Entsprechend hatten sie viel Raum für die verängstigen Anhalter. Liam, Eve und Milo drängten sich auf dem Rücksitz von Kevins grüner Schrottkarre und Amy saß vor ihnen auf dem Beifahrersitz. Für Samstag und vier der fünf Mädchen war in Jacks Wagen Platz gefunden worden, Luca saß mit Samira und Dimitri hinter Paula und Fiona. Nur Mira saß hinter der übergewichtigen Mara auf dem Motorrad und winkte aufgeregt, wann immer sie an den Wagen vorbei kam.
Liams Gruppe erzählte Kevin nur wenig über den Grund, warum sie hier waren. Sie deuteten an, dass sie eigentlich eine Rundreise durchs Land machten und behaupteten, sich beim Wandern verlaufen zu haben - die Idee kam von Amy. Sie logen nicht, aber sie verrieten auch nicht die ganze Wahrheit. Denn es war schon ein verrückter Zufall, dass auf der beinahe unbefahrenen Straße genau dann, als sie es brauchten, Autos mit genügend Platz für 13 Leute vorbei fuhren.
Kevin erklärte ihr Glück indirekt damit, dass er ihnen ein paar Geschichten über die langgestreckte Straße erzählte. Sie war als Umgehungsstraße konzipiert worden und führte durch größtenteils unbesiedeltes Gebiet. Eigentlich sollte sie zwei Kleinstädte verbinden, die jedoch kurz nach Fertigstellung der Straße aufgegeben worden waren. Nun verband die Kurzstrecke zwei Geisterstädte, und allerlei unheimliches Gerede über die Straße wurde laut. Kevin, ein gutaussehender, junger Mann mit blonden Haaren, lachte über diese Geschichten.
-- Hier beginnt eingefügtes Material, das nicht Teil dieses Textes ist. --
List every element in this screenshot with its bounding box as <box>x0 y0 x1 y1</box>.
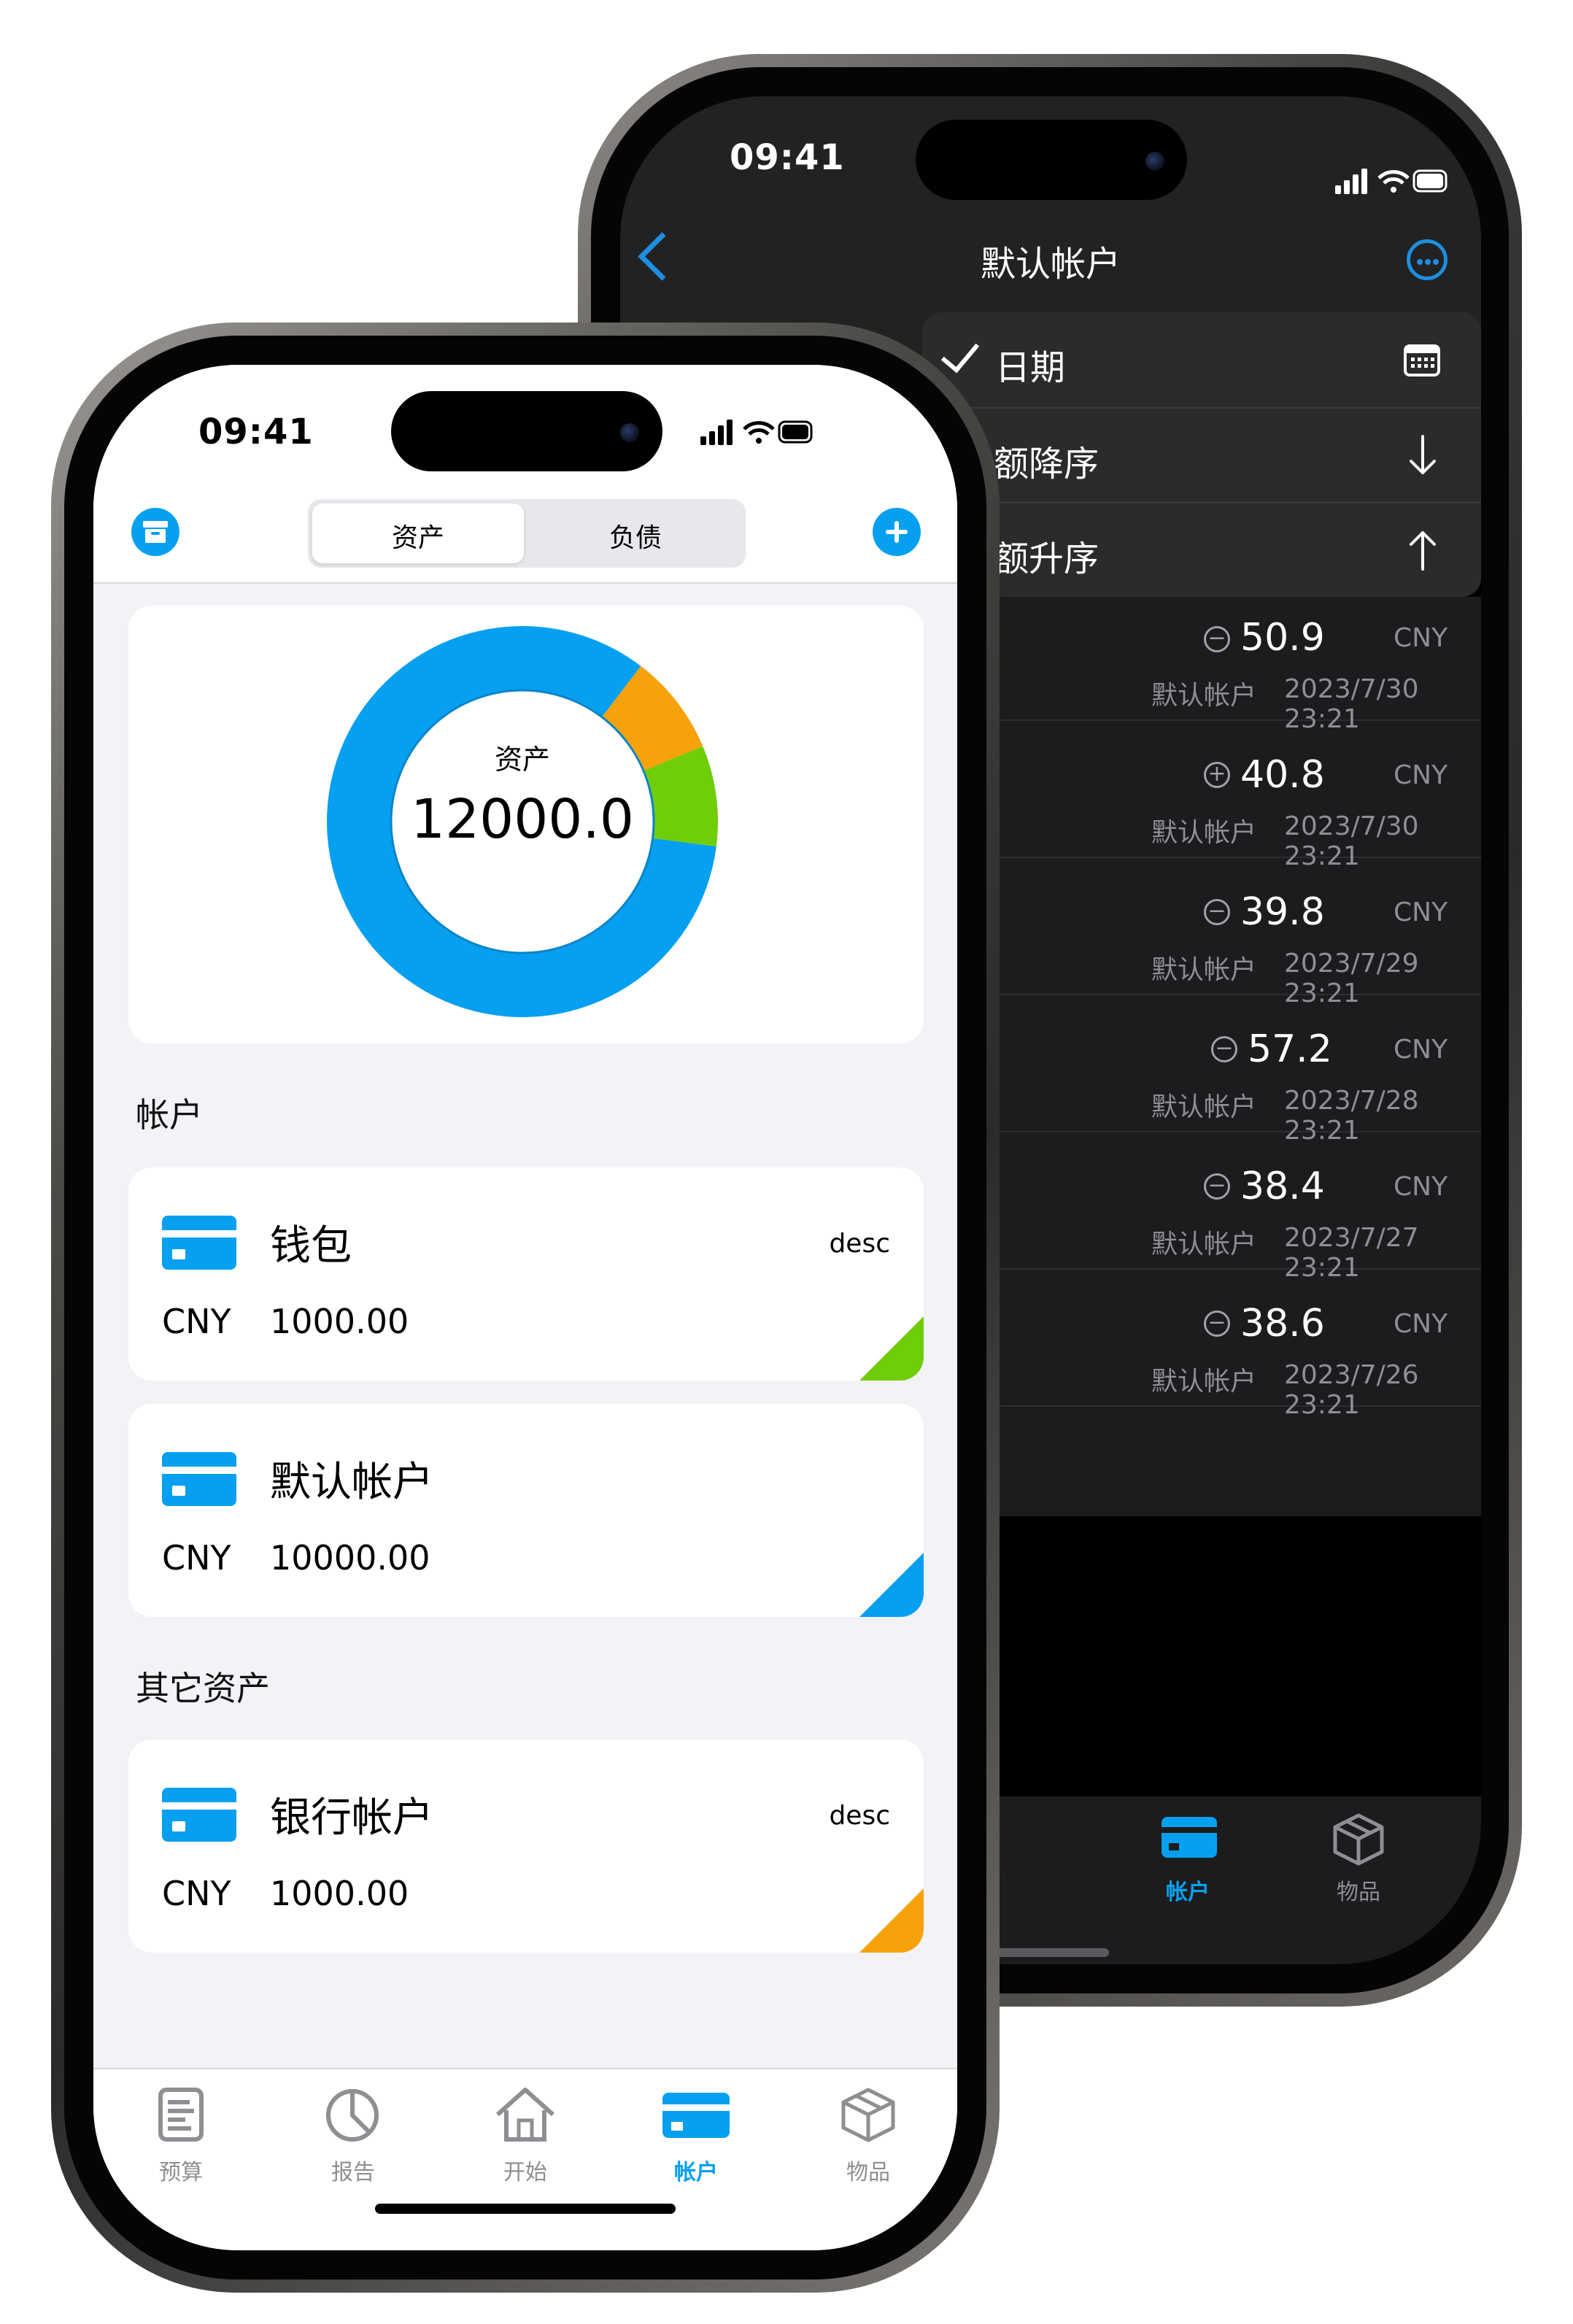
sort-option-date[interactable]: 日期 <box>922 312 1481 407</box>
box-icon <box>1333 1813 1384 1866</box>
camera-icon <box>620 423 639 442</box>
add-account-button[interactable] <box>873 508 921 556</box>
minus-circle-icon: − <box>1204 1173 1230 1200</box>
transaction-account: 默认帐户 <box>1151 1092 1257 1122</box>
archive-box-icon <box>143 521 168 543</box>
account-card-wallet[interactable]: 钱包 desc CNY 1000.00 <box>128 1167 924 1381</box>
account-card-bank[interactable]: 银行帐户 desc CNY 1000.00 <box>128 1740 924 1953</box>
tab-items[interactable]: 物品 <box>810 2084 927 2186</box>
tab-label: 开始 <box>503 2160 547 2185</box>
tab-label: 帐户 <box>674 2160 718 2185</box>
archive-button[interactable] <box>131 508 179 556</box>
camera-icon <box>1145 152 1164 171</box>
transaction-currency: CNY <box>1394 897 1448 927</box>
transaction-account: 默认帐户 <box>1151 681 1257 711</box>
home-indicator <box>375 2204 676 2214</box>
tab-accounts[interactable]: 帐户 <box>1153 1811 1284 1913</box>
transaction-account: 默认帐户 <box>1151 1367 1257 1397</box>
front-tab-bar: 预算 报告 开始 帐户 物品 <box>93 2068 957 2250</box>
assets-liabilities-segmented-control: 资产 负债 <box>308 499 746 568</box>
transaction-amount: 38.6 <box>1240 1302 1325 1346</box>
donut-label: 资产 <box>494 744 550 776</box>
front-phone-screen: 09:41 资产 负债 资产 12000.0 帐户 钱包 desc CNY 10… <box>93 365 957 2250</box>
tab-start[interactable]: 开始 <box>467 2084 584 2186</box>
transaction-currency: CNY <box>1394 1172 1448 1202</box>
transaction-amount: 40.8 <box>1240 753 1325 797</box>
account-name: 钱包 <box>270 1222 352 1270</box>
account-name: 默认帐户 <box>270 1459 433 1506</box>
account-balance: 10000.00 <box>270 1538 430 1578</box>
sort-option-label: 日期 <box>995 347 1066 388</box>
more-options-icon[interactable] <box>1407 239 1448 280</box>
account-currency: CNY <box>162 1302 231 1341</box>
status-time: 09:41 <box>730 137 845 178</box>
transaction-currency: CNY <box>1394 623 1448 653</box>
segment-liabilities[interactable]: 负债 <box>530 517 741 555</box>
transaction-amount: 39.8 <box>1240 890 1325 934</box>
assets-summary-card: 资产 12000.0 <box>128 606 924 1043</box>
house-icon <box>495 2088 555 2142</box>
minus-circle-icon: − <box>1204 899 1230 925</box>
transaction-account: 默认帐户 <box>1151 818 1257 848</box>
sort-option-amount-desc[interactable]: 金额降序 <box>922 407 1481 503</box>
account-color-tag <box>859 1553 924 1617</box>
status-time: 09:41 <box>198 412 314 452</box>
account-balance: 1000.00 <box>270 1302 409 1341</box>
status-icons <box>1335 169 1448 194</box>
tab-label: 物品 <box>1337 1880 1380 1905</box>
donut-total: 12000.0 <box>410 788 634 851</box>
segment-assets[interactable]: 资产 <box>312 517 524 555</box>
card-icon <box>162 1452 236 1506</box>
plus-circle-icon: + <box>1204 762 1230 788</box>
section-title-accounts: 帐户 <box>136 1095 203 1135</box>
account-color-tag <box>859 1888 924 1953</box>
account-color-tag <box>859 1316 924 1381</box>
tab-budget[interactable]: 预算 <box>123 2084 239 2186</box>
tab-label: 预算 <box>159 2160 203 2185</box>
sort-menu: 日期 金额降序 金额升序 <box>922 312 1481 597</box>
page-title: 默认帐户 <box>980 244 1121 285</box>
transaction-account: 默认帐户 <box>1151 955 1257 985</box>
document-icon <box>158 2088 204 2142</box>
minus-circle-icon: − <box>1204 1310 1230 1337</box>
account-balance: 1000.00 <box>270 1874 409 1913</box>
transaction-currency: CNY <box>1394 1309 1448 1339</box>
arrow-down-icon <box>1410 435 1436 474</box>
transaction-date: 2023/7/26 23:21 <box>1284 1360 1419 1420</box>
minus-circle-icon: − <box>1211 1036 1237 1062</box>
card-icon <box>162 1788 236 1842</box>
account-desc: desc <box>829 1229 890 1259</box>
pie-chart-icon <box>326 2089 379 2142</box>
tab-label: 物品 <box>846 2160 890 2185</box>
transaction-account: 默认帐户 <box>1151 1229 1257 1259</box>
tab-items[interactable]: 物品 <box>1321 1811 1452 1913</box>
transaction-currency: CNY <box>1394 1035 1448 1065</box>
arrow-up-icon <box>1410 531 1436 571</box>
box-icon <box>841 2088 895 2142</box>
minus-circle-icon: − <box>1204 626 1230 652</box>
calendar-icon <box>1404 344 1440 377</box>
section-title-other-assets: 其它资产 <box>136 1669 270 1708</box>
transaction-amount: 38.4 <box>1240 1165 1325 1208</box>
status-icons <box>700 420 813 445</box>
account-currency: CNY <box>162 1538 231 1578</box>
card-icon <box>162 1216 236 1270</box>
tab-label: 报告 <box>331 2160 375 2185</box>
sort-option-amount-asc[interactable]: 金额升序 <box>922 502 1481 598</box>
account-name: 银行帐户 <box>270 1794 433 1842</box>
card-icon <box>1162 1817 1217 1858</box>
transaction-amount: 50.9 <box>1240 616 1325 660</box>
transaction-currency: CNY <box>1394 760 1448 790</box>
tab-accounts[interactable]: 帐户 <box>638 2084 754 2186</box>
card-icon <box>662 2093 730 2138</box>
account-currency: CNY <box>162 1874 231 1913</box>
account-card-default[interactable]: 默认帐户 CNY 10000.00 <box>128 1404 924 1617</box>
transaction-amount: 57.2 <box>1248 1027 1332 1071</box>
tab-reports[interactable]: 报告 <box>295 2084 411 2186</box>
account-desc: desc <box>829 1801 890 1831</box>
tab-label: 帐户 <box>1166 1880 1210 1905</box>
Die Mitfahrenden schwiegen.
Amy versuchte, unauffällig herauszufinden, wo sie sich genau befanden. Kevins Akzent nach zu urteilen, waren sie in Hessen. Aber wo genau, das fragten sie nicht, denn es wäre vielleicht auffällig, sich diese Blöße zu geben.
Die kleine Gruppe hielt gegen Mittag an einem kleinen Rasthaus. Es war nur ein kleines Haus, das mehr oder weniger im Nirgendwo stand. Das einzige Haus in der Gegend war das Wohnhaus des Pärchens, dem der Rasthof gehört, sowie die anliegenden Äcker. Liam saß mit den anderen zusammen und redete wenig. Ihre Fahrer zogen sich bald zurück, um gemeinsam die Route zu besprechen und vielleicht auch, um sich den Kopf über die seltsamen Anhalter zu zerbrechen. Die 13 Flüchtigen besprachen sich leise darüber, was sie ihren Fahrern verraten hatten, doch Niemand hatte Aussagen gemacht, die denen eines anderen widersprachen. Sie tranken und aßen. Irgendwann entschuldigte sich Liam, um auf die Toilette zu gehen.
Es gab nur eine einzige Toilette mit zwei Kabinen und ohne Pissoir. Liam schloss sich in einer Kabine ein und gähnte, während er Wasser ließ. Er ließ den Blick über die verschmierte Wand wandern, die von unzähligen Sprüchen geziert wurde, wie die Toiletten in seiner Schule.
Dabei fiel ihm ein Spruch ins Auge. Liam musste sich vorbeugen, um die winzig geschriebenen Buchstaben zu lesen. Er zog seine Hose wieder zu, bevor er die Schrift entziffert hatte.
"Haben 13. Bringen morgen."
Liam runzelte die Stirn, aber ein Schauer lief über seinen Rücken. Die kurze Botschaft gehörte nicht zu den sonstigen Kritzeleien. Sie war mit zwei Hs unterzeichnet.
Liams Hände zitterten, als er sie wusch und er schwitzte. Betraf die Botschaft sie?
Er kehrte zu seinen Freunden zurück und setzte sich blass an ihren Tisch. Amy musterte ihn besorgt: "Liam?"
"Ich - i-ich glaube, wi-wir sind ni-nicht frei", flüsterte er entsetzt.
Samstag sah auf, denn in genau diesem Moment kamen ihre fünf Fahrer auf ihren Tisch zu, die Arme verschränkt und mit düsterem Blick.
Liam machte einen Schritt auf die Tür zu, Fiona und Mara begannen, zu rennen.
Samstag warf einen Tisch um und in den Weg der anstürmenden Fünf. Die 13 Geflüchteten flohen erneut, hinter ihnen schrie Kevin: "Ihr könnt nicht entkommen!"